Durante séculos, o Japão bastou-se com seus problemas e mistérios. Não havia a tal fúria capitalista do mundo dito “ocidental-civilizado”. A isolada cultura nipônica seguia o seu curso contínuo, lento e inexorável. Hoje, bem se podia dispensar grande parte da parafernália advinda pós-Hiroshima. O excesso de tudo borbulha, fria e ruidosamente, no alvorecer do ano novo. Nas metrópoles não há indícios de poluição, mas algo no ar intoxica. Não há mais tempo para apreciar as estéticas dos jardins. Nem para escutar o pouco que ainda resta do grasnido áspero do corvo, do canto estridente da cigarra e do coaxar denso do kaeru (rã).

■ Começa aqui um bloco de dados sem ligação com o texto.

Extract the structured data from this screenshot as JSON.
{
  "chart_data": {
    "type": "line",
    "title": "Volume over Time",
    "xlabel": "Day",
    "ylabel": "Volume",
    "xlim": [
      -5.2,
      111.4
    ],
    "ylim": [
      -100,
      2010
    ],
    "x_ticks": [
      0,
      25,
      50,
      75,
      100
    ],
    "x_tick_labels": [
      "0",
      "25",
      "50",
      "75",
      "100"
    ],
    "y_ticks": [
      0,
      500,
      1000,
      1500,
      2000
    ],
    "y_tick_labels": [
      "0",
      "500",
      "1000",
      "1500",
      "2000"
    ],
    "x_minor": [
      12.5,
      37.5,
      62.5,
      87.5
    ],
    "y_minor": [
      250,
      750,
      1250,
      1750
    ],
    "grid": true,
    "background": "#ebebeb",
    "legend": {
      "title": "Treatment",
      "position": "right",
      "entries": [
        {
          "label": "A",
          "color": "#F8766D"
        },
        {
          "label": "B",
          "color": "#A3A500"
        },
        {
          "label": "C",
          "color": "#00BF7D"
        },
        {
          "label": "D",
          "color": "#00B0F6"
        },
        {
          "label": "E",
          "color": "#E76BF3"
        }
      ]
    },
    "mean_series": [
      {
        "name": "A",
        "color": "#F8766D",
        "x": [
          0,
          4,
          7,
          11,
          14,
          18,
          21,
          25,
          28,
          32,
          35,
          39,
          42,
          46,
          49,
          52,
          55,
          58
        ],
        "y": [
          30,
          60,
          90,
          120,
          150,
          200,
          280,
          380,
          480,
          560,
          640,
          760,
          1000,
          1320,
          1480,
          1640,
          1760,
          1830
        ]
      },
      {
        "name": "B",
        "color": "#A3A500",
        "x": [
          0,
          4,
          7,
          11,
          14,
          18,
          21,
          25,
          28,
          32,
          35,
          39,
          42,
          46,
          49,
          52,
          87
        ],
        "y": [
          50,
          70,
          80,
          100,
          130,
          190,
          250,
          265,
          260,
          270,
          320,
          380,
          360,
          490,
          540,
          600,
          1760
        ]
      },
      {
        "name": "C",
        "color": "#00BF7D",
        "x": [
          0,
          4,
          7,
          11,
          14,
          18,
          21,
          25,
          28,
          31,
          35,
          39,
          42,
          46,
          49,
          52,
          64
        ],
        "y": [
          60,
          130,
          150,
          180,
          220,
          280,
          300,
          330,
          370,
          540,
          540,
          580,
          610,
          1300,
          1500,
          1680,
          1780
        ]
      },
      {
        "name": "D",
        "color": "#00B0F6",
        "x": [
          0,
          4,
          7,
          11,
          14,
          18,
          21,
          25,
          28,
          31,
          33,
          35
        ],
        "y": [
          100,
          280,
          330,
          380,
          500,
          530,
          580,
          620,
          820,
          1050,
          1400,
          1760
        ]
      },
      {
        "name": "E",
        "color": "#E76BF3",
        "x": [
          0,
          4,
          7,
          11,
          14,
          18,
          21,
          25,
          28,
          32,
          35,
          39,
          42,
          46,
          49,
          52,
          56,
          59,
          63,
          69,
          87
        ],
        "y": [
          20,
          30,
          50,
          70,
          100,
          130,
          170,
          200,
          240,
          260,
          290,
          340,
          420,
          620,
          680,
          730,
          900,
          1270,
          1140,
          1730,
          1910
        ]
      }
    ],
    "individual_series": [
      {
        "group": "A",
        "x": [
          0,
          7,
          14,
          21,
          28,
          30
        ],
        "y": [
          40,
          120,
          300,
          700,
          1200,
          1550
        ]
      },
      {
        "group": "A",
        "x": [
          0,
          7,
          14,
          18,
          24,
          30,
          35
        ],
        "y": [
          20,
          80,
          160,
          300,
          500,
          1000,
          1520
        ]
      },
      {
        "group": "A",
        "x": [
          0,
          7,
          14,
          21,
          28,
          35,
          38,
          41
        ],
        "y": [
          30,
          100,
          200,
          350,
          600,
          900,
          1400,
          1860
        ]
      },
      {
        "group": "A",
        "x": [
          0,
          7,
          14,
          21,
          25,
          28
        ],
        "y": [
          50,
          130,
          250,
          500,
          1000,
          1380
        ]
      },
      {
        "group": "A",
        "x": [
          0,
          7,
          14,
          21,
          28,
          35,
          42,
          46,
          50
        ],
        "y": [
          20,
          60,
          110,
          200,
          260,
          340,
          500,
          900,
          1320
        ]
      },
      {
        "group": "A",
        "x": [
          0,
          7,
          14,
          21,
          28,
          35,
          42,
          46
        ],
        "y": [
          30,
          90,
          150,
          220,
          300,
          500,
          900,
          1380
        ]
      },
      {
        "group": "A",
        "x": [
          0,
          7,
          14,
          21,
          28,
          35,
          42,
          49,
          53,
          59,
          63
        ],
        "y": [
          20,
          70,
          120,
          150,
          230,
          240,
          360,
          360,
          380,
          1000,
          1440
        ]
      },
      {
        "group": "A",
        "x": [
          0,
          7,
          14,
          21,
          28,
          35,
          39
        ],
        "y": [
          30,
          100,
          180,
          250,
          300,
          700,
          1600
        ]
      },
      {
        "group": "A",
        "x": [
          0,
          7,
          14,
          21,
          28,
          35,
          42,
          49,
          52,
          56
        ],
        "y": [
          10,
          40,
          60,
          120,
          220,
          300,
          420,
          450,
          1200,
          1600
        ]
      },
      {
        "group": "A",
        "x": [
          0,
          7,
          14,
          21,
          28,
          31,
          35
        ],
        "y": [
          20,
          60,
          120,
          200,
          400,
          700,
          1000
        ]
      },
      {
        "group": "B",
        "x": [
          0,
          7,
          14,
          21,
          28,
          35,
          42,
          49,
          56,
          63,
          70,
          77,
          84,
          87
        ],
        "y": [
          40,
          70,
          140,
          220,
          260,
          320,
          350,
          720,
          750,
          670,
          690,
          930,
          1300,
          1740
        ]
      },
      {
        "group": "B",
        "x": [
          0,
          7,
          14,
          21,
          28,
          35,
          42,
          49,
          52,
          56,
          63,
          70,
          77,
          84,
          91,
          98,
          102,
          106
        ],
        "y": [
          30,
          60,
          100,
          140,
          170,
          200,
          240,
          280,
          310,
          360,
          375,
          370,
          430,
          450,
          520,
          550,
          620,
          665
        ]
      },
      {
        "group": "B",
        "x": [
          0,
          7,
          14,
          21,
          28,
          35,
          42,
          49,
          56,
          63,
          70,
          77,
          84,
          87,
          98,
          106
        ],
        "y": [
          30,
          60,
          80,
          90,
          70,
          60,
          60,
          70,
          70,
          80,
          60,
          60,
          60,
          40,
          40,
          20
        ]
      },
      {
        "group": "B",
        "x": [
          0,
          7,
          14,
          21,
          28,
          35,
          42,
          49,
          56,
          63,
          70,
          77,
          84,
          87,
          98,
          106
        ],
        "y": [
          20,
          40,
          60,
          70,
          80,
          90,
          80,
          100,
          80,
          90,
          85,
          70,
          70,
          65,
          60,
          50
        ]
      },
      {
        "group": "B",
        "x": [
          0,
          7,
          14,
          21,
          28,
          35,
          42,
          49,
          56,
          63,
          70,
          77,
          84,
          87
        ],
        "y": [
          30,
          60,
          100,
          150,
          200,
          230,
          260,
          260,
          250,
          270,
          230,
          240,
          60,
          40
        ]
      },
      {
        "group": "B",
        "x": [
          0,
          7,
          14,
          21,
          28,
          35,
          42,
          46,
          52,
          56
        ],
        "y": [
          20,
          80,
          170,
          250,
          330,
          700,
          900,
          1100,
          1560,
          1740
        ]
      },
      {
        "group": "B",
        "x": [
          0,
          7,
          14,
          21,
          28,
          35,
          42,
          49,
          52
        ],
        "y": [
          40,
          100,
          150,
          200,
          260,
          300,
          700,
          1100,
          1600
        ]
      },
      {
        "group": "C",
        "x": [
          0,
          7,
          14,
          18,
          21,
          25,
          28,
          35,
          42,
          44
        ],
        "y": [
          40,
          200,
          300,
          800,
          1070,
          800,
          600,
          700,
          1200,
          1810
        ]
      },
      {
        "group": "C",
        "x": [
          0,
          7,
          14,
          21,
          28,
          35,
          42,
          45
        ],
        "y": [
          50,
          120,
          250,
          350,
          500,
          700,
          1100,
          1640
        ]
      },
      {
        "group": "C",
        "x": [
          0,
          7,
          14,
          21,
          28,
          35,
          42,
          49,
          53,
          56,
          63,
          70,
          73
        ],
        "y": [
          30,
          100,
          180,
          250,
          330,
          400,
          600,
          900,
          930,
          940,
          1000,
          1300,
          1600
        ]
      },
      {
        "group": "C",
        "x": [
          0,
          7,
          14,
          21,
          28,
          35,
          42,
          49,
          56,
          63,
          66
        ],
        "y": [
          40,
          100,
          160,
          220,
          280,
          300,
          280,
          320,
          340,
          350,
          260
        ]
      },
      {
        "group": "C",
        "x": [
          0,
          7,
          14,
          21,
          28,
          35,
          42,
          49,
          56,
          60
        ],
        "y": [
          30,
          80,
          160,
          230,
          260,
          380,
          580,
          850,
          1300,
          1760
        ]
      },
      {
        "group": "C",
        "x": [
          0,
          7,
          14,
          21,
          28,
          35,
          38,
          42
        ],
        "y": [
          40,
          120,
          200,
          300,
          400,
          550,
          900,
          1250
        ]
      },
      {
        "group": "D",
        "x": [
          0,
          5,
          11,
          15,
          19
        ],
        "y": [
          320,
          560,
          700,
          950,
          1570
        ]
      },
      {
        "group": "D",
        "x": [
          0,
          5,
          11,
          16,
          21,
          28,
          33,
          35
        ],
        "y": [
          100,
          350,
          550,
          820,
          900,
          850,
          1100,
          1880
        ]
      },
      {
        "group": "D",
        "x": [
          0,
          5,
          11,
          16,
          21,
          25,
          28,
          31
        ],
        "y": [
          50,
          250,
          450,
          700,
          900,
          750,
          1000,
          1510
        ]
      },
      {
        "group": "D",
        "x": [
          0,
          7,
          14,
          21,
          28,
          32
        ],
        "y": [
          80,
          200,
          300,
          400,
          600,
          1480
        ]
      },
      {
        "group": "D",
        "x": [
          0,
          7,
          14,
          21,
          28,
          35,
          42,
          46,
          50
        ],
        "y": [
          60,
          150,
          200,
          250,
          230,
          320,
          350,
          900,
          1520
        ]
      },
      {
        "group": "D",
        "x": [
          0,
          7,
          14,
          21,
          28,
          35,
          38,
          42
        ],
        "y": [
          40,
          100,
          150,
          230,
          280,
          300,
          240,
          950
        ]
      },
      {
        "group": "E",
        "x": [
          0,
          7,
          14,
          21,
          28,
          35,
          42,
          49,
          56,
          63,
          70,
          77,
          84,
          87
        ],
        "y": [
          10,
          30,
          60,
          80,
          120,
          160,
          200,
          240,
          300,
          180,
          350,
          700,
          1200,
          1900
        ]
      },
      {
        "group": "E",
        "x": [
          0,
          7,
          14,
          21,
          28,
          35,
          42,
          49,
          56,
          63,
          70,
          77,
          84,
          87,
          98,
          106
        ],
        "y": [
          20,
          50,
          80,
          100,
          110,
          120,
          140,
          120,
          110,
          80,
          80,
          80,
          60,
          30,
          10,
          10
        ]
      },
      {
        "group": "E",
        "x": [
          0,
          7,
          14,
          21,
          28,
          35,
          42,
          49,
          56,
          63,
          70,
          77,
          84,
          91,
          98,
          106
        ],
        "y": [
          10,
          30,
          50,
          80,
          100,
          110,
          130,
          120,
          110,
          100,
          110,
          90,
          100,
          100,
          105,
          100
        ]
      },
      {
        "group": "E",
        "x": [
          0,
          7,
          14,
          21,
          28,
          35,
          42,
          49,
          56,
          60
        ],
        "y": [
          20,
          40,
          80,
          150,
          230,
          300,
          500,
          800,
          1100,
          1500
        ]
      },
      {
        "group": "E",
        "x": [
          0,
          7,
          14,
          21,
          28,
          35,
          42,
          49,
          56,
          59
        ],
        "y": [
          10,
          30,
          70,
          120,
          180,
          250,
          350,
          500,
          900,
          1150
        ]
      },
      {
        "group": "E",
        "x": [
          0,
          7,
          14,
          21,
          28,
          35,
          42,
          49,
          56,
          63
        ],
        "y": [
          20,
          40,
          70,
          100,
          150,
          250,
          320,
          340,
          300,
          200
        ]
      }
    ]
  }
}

O japonês vive mais na rua do que em casa. Mas é na rua que se constata uma sociedade igual, justa e homogênea. Por esse motivo o Japão é um país seguro. Idosos e mulheres podem sair sozinhos. Há senhoras andando de bicicleta nas noites frias do inverno. Em Osaka, numa cafeteria com mesas sobre a calçada no movimentado bairro de Namba, vi uma jovem deixando o café com creme, o celular e a carteira abandonados por alguns minutos. Nesses cafés, chega a ser normal dorminhocos “oferecerem” documentos aos passantes. Aqui, a consciência de grupo se sobrepõe à individual.

© Atílio Avancini

Ter um carro significa possuir uma casa ambulante. Automóveis estacionados se transformam em lar. Dentro, os motoristas comem, dormem, assistem à TV, lêem jornal, fazem a barba e até escovam os dentes. A solidão é uma tendência: não é preciso fazer amizade ou entrar na intimidade de alguém. Os relacionamentos se resumem apenas ao meio profissional. É hábito não ter envolvimento com vizinhos, tampouco receber amigos em casa. As relações são permeadas por ares de cordialidade. Abraços, beijinhos, apertos de mão e toques corporais significam invadir terreno alheio.

O grande centro comunitário circula entre as quatro paredes de um lar. E não há transparência da vida familiar. Não é por acaso que o shoji (porta ou janela corrediça forrada com papel branco) deixa passar apenas a luz, mas não o olhar. Na família japonesa, o relacionamento vertical é tradicionalmente mais importante que o horizontal: a relação entre pais e filhos é mais forte que o envolvimento entre marido e mulher.

Há uma certa leveza espacial nos domicílios pelas poucas luzes, cores, divisórias, arranjos e mobílias. Por outro lado, há sempre cantos abarrotados com inúmeros objetos gerados pelo excesso consumista. A segunda maior economia do mundo satisfaz plenamente as necessidades da família e entope lugares da casa com o acúmulo de bens materiais. O Japão vive um conflito entre o Oriente e o Ocidente.

© Atílio Avancini

Ritual e prazer – Há poucas praças públicas. Mas os sentô (banho comunitário), de certo modo, substituem as trocas que as praças promovem, como o ver e o ser visto. De origem popular, o primeiro sentô foi idealizado em 1590 e buscou ser uma réplica urbana do onsen (água termal). O banho no Japão é uma paixão e tem sido mais utilizado para se atingir a pureza do que a limpeza. Todos os sentô aderem ao mesmo plano básico: a retirada dos sapatos na entrada. Divididos em ambientes masculino (cor azul) e feminino (cor vermelho), a regra é todo mundo nu. Nada de roupão, toalha ou roupa de banho. Os pais levam seus filhos ou filhas com muita naturalidade e se divertem acompanhados: conversam, brincam, se abraçam, riem.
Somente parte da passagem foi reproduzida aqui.